If it wasn't for my youngest son, born from my second marriage, I would wish that her father and I had never divorced. As much as drug addiction and alcoholism are considered diseases, I believe with all my heart her problems started with our divorce. And no ...people can talk until they're blue in the face about how staying in the marriage to her father would have been worse for her, but I don't believe that for a moment.
If you're reading this and you have children and are considering a divorce, stop and try absolutely everything you can to stay in your marriage. Divorce destroys children.
You may not see it at first or even for a long time. My children seemed to be ok with the divorce. They did well in school, they saw their father and I equally, they excelled at sports and had friends and appeared totally happy and healthy and "normal". There were no signs of trouble, certainly no drug addiction signs or signs of alcoholism.
But meanwhile, my daughter was living anything, BUT a "normal" life. If you've read the other pages of our site, you know that she talks openly about drinking alcohol at a very early age and about being introduced to drugs soon after. How did I miss the signs of drug addiction in my own daughter?
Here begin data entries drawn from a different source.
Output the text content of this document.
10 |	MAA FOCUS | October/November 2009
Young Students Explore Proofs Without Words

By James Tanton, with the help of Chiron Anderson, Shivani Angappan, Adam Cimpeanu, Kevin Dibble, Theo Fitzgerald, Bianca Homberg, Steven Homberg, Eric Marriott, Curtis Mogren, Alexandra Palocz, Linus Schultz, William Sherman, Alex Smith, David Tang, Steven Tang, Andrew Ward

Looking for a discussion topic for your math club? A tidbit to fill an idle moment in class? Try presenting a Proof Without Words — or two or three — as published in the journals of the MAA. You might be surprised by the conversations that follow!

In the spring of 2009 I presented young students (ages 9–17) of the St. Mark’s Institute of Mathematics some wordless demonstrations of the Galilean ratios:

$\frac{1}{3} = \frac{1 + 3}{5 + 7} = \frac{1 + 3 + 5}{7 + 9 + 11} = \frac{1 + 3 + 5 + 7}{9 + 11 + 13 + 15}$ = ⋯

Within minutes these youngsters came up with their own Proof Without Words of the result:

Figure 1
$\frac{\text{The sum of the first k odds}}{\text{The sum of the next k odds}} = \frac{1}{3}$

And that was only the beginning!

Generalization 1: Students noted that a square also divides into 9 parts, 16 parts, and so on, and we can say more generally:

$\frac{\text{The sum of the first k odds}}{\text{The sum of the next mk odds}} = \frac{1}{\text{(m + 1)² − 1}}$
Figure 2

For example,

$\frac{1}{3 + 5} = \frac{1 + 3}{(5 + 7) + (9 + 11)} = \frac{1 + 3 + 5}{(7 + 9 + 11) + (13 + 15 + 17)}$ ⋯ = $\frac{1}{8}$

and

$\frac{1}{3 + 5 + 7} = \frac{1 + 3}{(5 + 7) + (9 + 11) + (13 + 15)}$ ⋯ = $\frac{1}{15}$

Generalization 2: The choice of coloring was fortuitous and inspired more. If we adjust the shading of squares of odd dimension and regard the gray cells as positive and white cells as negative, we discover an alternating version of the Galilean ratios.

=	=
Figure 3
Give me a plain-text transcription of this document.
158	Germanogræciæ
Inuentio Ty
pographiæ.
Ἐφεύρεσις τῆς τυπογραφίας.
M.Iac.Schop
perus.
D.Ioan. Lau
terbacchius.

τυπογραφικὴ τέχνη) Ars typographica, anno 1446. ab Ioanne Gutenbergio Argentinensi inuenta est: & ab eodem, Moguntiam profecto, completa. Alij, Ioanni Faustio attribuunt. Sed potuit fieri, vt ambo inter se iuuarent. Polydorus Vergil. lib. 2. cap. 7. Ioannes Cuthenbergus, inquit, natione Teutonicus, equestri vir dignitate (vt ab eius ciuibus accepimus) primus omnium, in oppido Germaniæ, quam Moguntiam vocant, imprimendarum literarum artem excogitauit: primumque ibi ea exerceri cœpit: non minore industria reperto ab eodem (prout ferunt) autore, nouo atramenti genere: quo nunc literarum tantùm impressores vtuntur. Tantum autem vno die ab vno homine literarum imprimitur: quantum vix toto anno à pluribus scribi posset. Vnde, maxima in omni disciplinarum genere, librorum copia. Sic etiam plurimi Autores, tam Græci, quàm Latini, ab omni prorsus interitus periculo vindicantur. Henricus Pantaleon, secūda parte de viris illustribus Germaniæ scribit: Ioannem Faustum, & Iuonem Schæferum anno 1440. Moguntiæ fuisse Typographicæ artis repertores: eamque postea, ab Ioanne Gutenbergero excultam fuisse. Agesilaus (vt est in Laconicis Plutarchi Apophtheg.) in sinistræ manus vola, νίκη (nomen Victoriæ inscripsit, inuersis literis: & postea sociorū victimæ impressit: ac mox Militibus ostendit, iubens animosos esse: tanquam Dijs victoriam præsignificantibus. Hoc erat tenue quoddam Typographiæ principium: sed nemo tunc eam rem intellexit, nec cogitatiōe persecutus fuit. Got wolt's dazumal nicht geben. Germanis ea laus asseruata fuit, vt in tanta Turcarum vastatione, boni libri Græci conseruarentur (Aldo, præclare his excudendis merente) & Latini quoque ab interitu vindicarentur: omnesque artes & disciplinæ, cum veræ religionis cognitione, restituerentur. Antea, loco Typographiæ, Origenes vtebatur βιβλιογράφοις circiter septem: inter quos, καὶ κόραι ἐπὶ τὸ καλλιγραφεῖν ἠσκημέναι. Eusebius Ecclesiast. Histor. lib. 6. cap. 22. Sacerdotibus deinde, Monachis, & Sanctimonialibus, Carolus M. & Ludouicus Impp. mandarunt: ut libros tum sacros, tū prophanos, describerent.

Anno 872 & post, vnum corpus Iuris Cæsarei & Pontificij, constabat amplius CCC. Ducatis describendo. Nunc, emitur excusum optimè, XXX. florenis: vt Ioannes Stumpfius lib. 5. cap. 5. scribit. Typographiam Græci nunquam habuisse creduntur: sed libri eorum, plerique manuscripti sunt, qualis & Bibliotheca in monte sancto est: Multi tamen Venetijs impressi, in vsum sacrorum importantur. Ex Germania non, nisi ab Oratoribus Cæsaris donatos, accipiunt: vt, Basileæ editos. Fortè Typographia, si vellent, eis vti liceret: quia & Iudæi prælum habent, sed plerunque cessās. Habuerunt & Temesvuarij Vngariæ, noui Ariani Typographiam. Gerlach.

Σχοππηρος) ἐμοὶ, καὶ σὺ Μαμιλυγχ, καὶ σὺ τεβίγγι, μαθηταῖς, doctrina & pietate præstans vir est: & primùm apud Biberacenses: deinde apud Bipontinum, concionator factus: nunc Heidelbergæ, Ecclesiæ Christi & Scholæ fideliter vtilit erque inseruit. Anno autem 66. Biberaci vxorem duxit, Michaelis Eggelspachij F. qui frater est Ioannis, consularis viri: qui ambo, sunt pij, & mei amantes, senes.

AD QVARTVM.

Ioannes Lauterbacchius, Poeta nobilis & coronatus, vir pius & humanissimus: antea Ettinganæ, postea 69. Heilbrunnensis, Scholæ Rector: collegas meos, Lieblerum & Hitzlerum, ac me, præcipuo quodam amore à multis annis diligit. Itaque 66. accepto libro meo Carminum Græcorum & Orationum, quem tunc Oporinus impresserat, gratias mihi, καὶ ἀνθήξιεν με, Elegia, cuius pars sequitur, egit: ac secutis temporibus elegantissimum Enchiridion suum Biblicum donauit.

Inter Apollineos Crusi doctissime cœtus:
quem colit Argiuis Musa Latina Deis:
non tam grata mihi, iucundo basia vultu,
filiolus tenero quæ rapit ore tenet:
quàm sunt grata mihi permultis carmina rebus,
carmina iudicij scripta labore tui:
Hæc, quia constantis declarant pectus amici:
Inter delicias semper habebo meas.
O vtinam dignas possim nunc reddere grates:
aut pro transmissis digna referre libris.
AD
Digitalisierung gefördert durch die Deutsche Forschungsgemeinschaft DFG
The only conclusions I've reached so far are that she was an incredibly good actress, was able to function normally outwardly even when she was high, and I thought she was too smart to do something so stupid.
I was very uneducated about drug abuse and drug addiction signs. I had never been around anyone that was addicted to drugs and never expected to be. It never entered my mind that it could happen within my own family. I didn't know that alcoholism and drug addiction were diseases. I didn't know that being "smart" had nothing to do with it.
I also thought we had an incredibly honest relationship. I had tried from the day my children were born to convince them they could talk to me about anything. I had started talking to them about drugs and alcohol at an early age. I worked long hours and gave up other things to make sure I could send them to a private school because I thought they would be more protected there.
Apparently, nothing I did was right. My marriage mistakes and my own weaknesses such as depression after my second marriage broke up coupled with my failure to see the drug addiction signs all led to disaster.
My daughter almost died 8 weeks ago. Today she looks healthy and happy and says she is happy. For that, I thank God. I also thank the drug addiction rehab center for helping her get back on the path to recovery.
I have much work to do on myself. I now spend too much time looking for drug addiction signs. I spend too much time feeling sad and angry. I worry too much and consequently I probably bother her too much. I spend an enormous amount of time trying to figure out how to make it all up to her.
But I'm progressing. It may be baby steps, but I'm moving forward. I'm still working on taking one day at a time, sometimes one moment at a time. And I'm getting better at it.
If you have a loved one that has a drug or alcohol problem and isn't getting help, do everything in your power to help them know that there is definitely help and definitely hope. And if you feel as if this absolutely couldn't happen to you, that you couldn't possibly be living with a drug addict, think again. It can happen to anyone.
Know the drug addiction signs, be on the alert for them, and never take anything for granted. We are all vulnerable to this horrible disease, but there's help if you reach out for it.